Perceived barrier is another significant predictor of Pap smear uptake among the respondents, those who reported to having low perceived barriers to screening were more likely to have had screening than those with high perceived barrier. This finding is contrary to some studies, which did not find significant association between perceived barrier and Pap smear test. For instance, Ibekwe et al., (2011) did not find significant association between perceived barriers for cervical cancer screening and screening for cervical cancer (x2 = 0.153; p = 0.696) among women attending Mahalapye district hospital, Botswana. barriers inhibiting the participation of cervical cancer screening services include lack of female technicians in health facilities, unsuitable clinic hours, fear of getting an abnormal Pap test result, poor knowledge of the cervical cancer screening procedure and a need for additional information (Bessler et al., 2007; Flyan, 1998; Farland, 2003). The pain and discomfort associated with a Pap smear test, which was reported as a barrier in this study, was also in accordance with other previous studies where misconception about the test being painful was one of the barriers faced by the participants (Bener et al., 2001; Maaita and Brakat, 2002; Gamarra et al., 2005). Feeling of shame was also one of the barriers discovered among these study participants. Some other studies have also reported uneasiness as one of the barriers among the respondents (Ganguly, 1995; Bener et al., 2001; Maaita and Brakat, 2002; Gamarra et al., 2005; Lovell et al., 2007). Lack of information and awareness of cervical cancer and screening could also be seen as a reason for perceived negative barrier among the respondents.
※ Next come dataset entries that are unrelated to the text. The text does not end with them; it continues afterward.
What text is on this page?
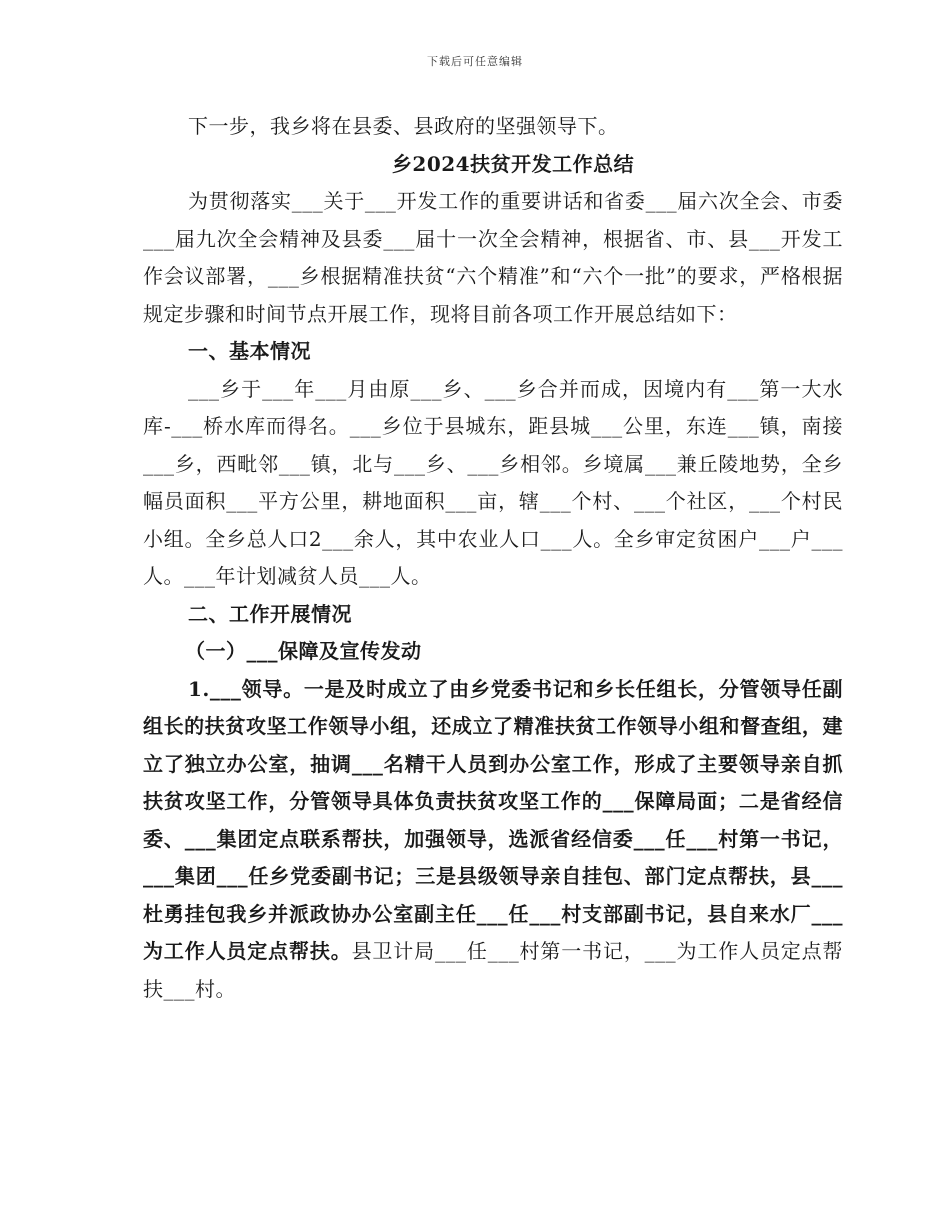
下载后可任意编辑

下一步，我乡将在县委、县政府的坚强领导下。

乡2024扶贫开发工作总结

为贯彻落实___关于___开发工作的重要讲话和省委___届六次全会、市委___届九次全会精神及县委___届十一次全会精神，根据省、市、县___开发工作会议部署，___乡根据精准扶贫“六个精准”和“六个一批”的要求，严格根据规定步骤和时间节点开展工作，现将目前各项工作开展总结如下：

一、基本情况

___乡于___年___月由原___乡、___乡合并而成，因境内有___第一大水库-___桥水库而得名。___乡位于县城东，距县城___公里，东连___镇，南接___乡，西毗邻___镇，北与___乡、___乡相邻。乡境属___兼丘陵地势，全乡幅员面积___平方公里，耕地面积___亩，辖___个村、___个社区，___个村民小组。全乡总人口2___余人，其中农业人口___人。全乡审定贫困户___户___人。___年计划减贫人员___人。

二、工作开展情况

（一）___保障及宣传发动

1.___领导。一是及时成立了由乡党委书记和乡长任组长，分管领导任副组长的扶贫攻坚工作领导小组，还成立了精准扶贫工作领导小组和督查组，建立了独立办公室，抽调___名精干人员到办公室工作，形成了主要领导亲自抓扶贫攻坚工作，分管领导具体负责扶贫攻坚工作的___保障局面；二是省经信委、___集团定点联系帮扶，加强领导，选派省经信委___任___村第一书记，___集团___任乡党委副书记；三是县级领导亲自挂包、部门定点帮扶，县___杜勇挂包我乡并派政协办公室副主任___任___村支部副书记，县自来水厂___为工作人员定点帮扶。县卫计局___任___村第一书记，___为工作人员定点帮扶___村。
As mentioned earlier our study was compared more with studies done among immigrant women in other countries because we could not find much published studies done among immigrant women in Malaysia and this seems to be the first study done on African immigrant women in Malaysia.

In conclusion, the overall prevalence of cervical cancer screening among the participants was low. Marital status, having a regular HCP, perceived barriers and Knowledge were the predictors of Pap smear uptake that were determined in the study. Hence intervention studies and programs are necessary to increase the uptake of screening among this study population.